Les Anglais sont froids mais polis, les gens de service sont bien stylés et les gens du monde surtout lorsque vous leur avez été présentés sont remarquables par leur serviabilité. Ceci est l’Anglais pris individuellement, car, en principes, l’Angleterre est l’ennemie de la France. Elle lui a toujours été contraire et souvent néfaste. C’est elle qui, après avoir ameuté toute l’Europe contre Napoléon Ier se chargea simplement de le mettre en prison à Sainte-Hélène. Sous Louis-Philippe elle témoigna la même hostilité sourde à la France: par exemple elle la trouva bonne pour faire la guerre de Crimée et y dépenser son or, son sang et lui rendre service, mais en 1870 quand elle nous vit écraser par l’Allemagne, elle ne nous accorda pas une seule petite note d’intervention diplomatique; impassible, elle assistait à nos désastres avec calme et sérénité.
«Prendre la défense de la France: Oh! no, no, je n’y ai aucun profit, répondait la juste et tendre Albion. On le sait, d’ailleurs, les Anglais ne se batteront jamais pour un principe, pour une idée chevaleresque; mais, pour leur seul intérêt.
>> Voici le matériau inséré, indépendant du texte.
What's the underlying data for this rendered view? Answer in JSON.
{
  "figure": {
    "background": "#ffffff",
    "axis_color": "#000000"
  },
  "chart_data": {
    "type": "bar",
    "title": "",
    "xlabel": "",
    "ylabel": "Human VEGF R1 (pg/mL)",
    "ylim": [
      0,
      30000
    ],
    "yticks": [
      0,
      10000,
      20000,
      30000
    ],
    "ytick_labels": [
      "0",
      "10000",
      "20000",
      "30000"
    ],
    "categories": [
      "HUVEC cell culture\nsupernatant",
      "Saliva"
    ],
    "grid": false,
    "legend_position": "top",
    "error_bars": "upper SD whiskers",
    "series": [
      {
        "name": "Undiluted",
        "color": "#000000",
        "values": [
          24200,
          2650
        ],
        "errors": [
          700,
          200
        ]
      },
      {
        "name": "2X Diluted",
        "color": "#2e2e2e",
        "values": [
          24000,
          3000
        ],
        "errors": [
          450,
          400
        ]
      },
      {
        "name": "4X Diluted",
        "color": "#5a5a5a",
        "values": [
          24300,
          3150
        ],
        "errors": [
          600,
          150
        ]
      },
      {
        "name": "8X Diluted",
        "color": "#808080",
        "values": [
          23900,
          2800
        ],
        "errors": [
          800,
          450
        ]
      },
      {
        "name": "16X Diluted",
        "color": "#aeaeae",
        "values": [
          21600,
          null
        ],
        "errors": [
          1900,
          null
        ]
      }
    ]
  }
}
Mettez-vous en avant, mes petits amis, disent les Anglais aux autres peuples, brûlez-vous les doigts pour rôtir et peler les marrons, nous nous trouverons à point pour les manger ensuite.
Gaspard de Saulx-Tavannes écrivait, dès 1546, ce qui suit:
«Les Anglais se sont conservés en troublant leurs voisins. Il y a trente ans qu’ils entretiennent la guerre civile en France et en Flandre, désirant épuiser l’argent de l’un et de l’autre, et voilà trente ans aussi qu’ils meuvent les guerre entre les Espagnols et les Français, sèment, dilatent, embrasent le feu et le sang en la maison d’autruy pour faire prospérer la leur.»
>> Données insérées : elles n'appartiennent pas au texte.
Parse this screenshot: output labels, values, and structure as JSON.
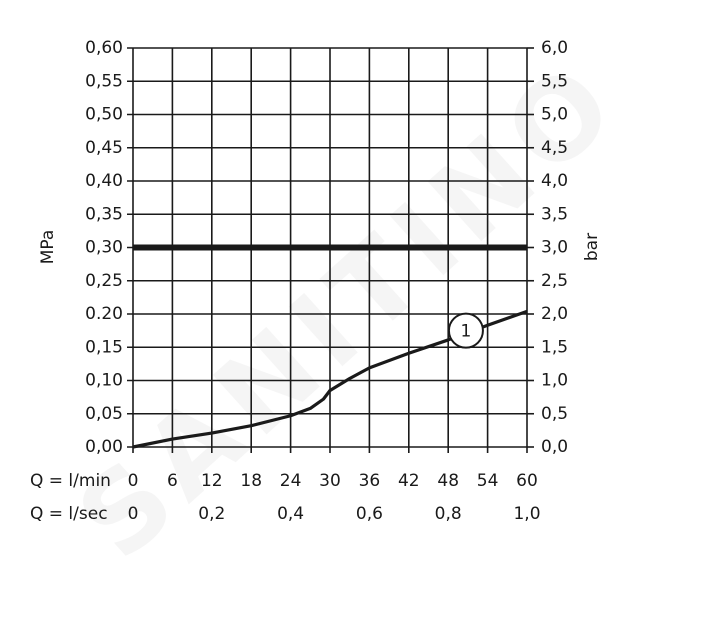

«Trois siècles ont passé sur cette définition de la politique anglaise sans l’affaiblir: voilà ce qu’elle était hier, voilà ce qu’elle est aujourd’hui, voilà ce qu’elle sera demain.»
Je termine mon chapitre par cet autre portrait si vrai de l’Angleterre.
«Le peuple romain fut guerrier, théologien et légiste; le peuple anglais est un peuple de commerçants, de jurisconsultes et de théologiens.
«L’un et l’autre sont esclaves des formules religieuses et des formules légales, à tel point qu’ils n’osent former la plus légère entreprise sans leur appui.
«Mais donnez-leur une formule ou une interprétation même pharisaïque, qui les mette en paix avec leur conscience, et vous les verrez tenter les usurpations les plus prodigieuses, commettre les crimes les plus horribles.